Ever since I started the Bi Any Means podcast and writing for The Humanist last year, I’ve had the opportunity to connect with countless bloggers, writers, podcasters, and activists online. Reason Rally was my chance to finally meet them all in person. And let me tell you–I’ve never felt more welcome ever in my life than I did this past weekend!
Friday night before the Rally, I had drinks with the folks from No Religion Required, The Gaytheist Manifesto, Bill and Suzy from Bar Room Atheist, Eli Bosnick of The Scathing Atheist, Korrine of the Ehtheist Podcast, Heretic Woman from Beyond the Trailer Park, Wyatt Matthers from Atheist Avengers, Andrew Garber from Atheist Roundtable, Phil Ferguson, Shelley Segal, and a few others. We hugged, we drank, we laughed, and we took selfies. On my way back to my hotel room, Chris Stedman walked up to me and said, “Hey, Trav!” I hardly got any sleep that night from trying to process the fact that all the people I hear on my iPod week after week are actually real people!

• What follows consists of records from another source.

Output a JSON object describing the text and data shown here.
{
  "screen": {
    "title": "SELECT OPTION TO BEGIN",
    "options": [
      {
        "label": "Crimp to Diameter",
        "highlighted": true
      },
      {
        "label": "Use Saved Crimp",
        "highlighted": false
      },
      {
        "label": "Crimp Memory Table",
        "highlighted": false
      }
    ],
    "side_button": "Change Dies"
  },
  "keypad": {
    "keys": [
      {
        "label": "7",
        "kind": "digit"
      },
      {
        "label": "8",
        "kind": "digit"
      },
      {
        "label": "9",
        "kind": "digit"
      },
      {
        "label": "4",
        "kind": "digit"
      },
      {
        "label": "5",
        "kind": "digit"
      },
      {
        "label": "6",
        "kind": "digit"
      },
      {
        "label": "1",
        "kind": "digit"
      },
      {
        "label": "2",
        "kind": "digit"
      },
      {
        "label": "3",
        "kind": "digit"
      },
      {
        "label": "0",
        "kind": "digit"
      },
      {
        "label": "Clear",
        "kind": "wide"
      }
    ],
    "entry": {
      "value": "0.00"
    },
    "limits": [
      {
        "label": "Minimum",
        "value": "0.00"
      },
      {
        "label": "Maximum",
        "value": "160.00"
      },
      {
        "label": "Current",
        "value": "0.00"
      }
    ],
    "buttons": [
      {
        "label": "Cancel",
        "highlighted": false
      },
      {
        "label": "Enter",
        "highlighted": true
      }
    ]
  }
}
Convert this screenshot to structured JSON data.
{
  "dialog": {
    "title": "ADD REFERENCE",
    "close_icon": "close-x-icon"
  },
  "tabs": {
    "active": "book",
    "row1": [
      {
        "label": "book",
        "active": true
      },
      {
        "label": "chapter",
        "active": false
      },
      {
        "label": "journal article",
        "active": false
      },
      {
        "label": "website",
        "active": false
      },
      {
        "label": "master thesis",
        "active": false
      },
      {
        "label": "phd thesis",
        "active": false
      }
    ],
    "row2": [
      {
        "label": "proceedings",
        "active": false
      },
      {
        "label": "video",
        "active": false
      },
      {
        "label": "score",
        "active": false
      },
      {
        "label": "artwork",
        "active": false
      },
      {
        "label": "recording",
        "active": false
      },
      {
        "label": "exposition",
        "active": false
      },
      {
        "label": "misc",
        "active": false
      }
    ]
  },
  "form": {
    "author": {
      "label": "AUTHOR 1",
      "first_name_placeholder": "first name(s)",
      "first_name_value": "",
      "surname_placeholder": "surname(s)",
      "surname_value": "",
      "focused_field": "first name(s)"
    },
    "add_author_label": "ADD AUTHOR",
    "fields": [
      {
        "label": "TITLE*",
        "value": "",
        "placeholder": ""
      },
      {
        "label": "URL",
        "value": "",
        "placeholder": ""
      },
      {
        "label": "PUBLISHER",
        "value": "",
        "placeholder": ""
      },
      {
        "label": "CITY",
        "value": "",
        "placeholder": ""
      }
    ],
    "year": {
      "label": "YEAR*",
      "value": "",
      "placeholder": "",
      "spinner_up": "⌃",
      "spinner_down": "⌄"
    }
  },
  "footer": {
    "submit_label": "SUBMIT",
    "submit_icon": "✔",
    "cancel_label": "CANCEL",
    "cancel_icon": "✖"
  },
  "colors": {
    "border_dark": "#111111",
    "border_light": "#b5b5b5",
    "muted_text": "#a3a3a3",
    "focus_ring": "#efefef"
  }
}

Then came the Reason Rally where I met even more awesome people:
Seth Andrews of The Thinking Atheist podcast. Nicest guy in the world!
Jessica Xiao of the American Humanist Association
Adam Collins (who is a damn good kisser)
Me, Derrick, and Ms. Bea Haven from Promoting Secular Feminism
And that’s just a handful!
Near the end of the Rally (right when Nye was spreaking, actually), Jenica and I talked about how, while the speakers were great, the event was more than just hearing a bunch of people saying cool things on stage. It was about meeting online friends in person for the first time, and making new friends. It was about not feeling like the token freak, like I told Stephanie. It was about being surrounded by people who feel just as strongly about separation of church and state as you do. It was about being in a safe space where no one judges you based on who you are. As Bobby C would say, it’s about family. Bobby often says the atheist community is family, and based on my experience, he’s right.
And that’s why I can’t leave the atheist movement. Despite all the assholes online, the community in general is extremely welcoming. Groucho Marx once said, “I’d never join a club that would allow me as a member,” but based on all the love and support I received this past weekend, I’m glad to be a part of this family.